When I first saw this film I was of the opinion that most of the youths problems where of their own creation, after all it was their misguided choice to come to New York in the first place, and it was their choice to pursue drugs and prostitution. I summed it up as the typical problems of misguided teens who want to rebel against society.

However, after thinking about it for a while I realized that while there was a tad of "adolescent angst" to their problems, I saw that most of the problems they were facing were in reaction to societies oppression, things non-LGBT youth do not have the additional burden of facing.

Whenever I was in crisis or times of need I knew I could always depend on my family as a last resort to help me out of whatever hole I had dug myself into. These youths were cast away from their familes (or had none in the first place) their was no one to relay on. They face all of the difficult task of cleaning themselves up, with little or no support.

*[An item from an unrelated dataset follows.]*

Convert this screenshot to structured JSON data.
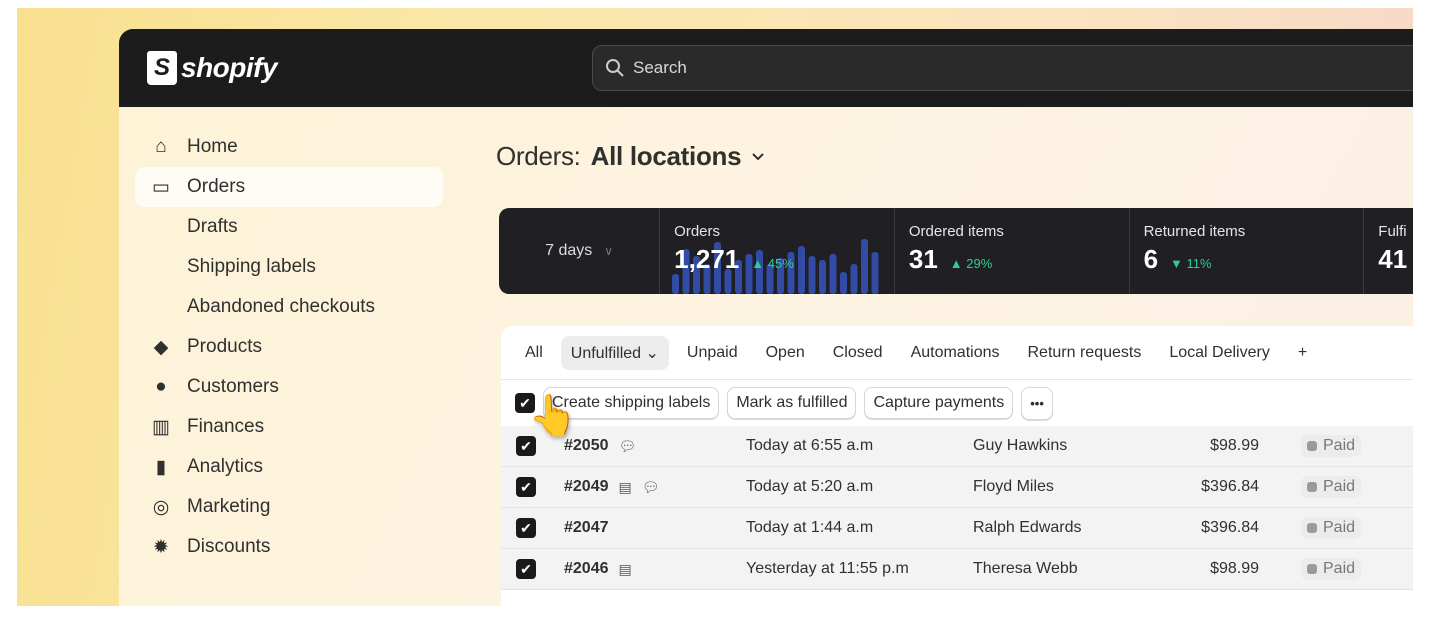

Their social circles were lacking too, as they were constantly surrounded by others with similar problems, who often encouraged their behavior. They had no role models, no one to look up to.

At the root of most of the problems was societies hetro-sexism. Most of these kids were cast from their homes or circles for being different. They were then denined employment simply because their legal gender did not match their social one. Finally, they where required to fulfill the stereotypical expectations of being "evil homosexuals" by doing drugs and working in the sex trade. This is very similar to a topic I talked about before where oppression and disenfranchisement are systematic and long lasting, due to the fact that those who are believed to be "evil", lack the social support to be anything but "evil".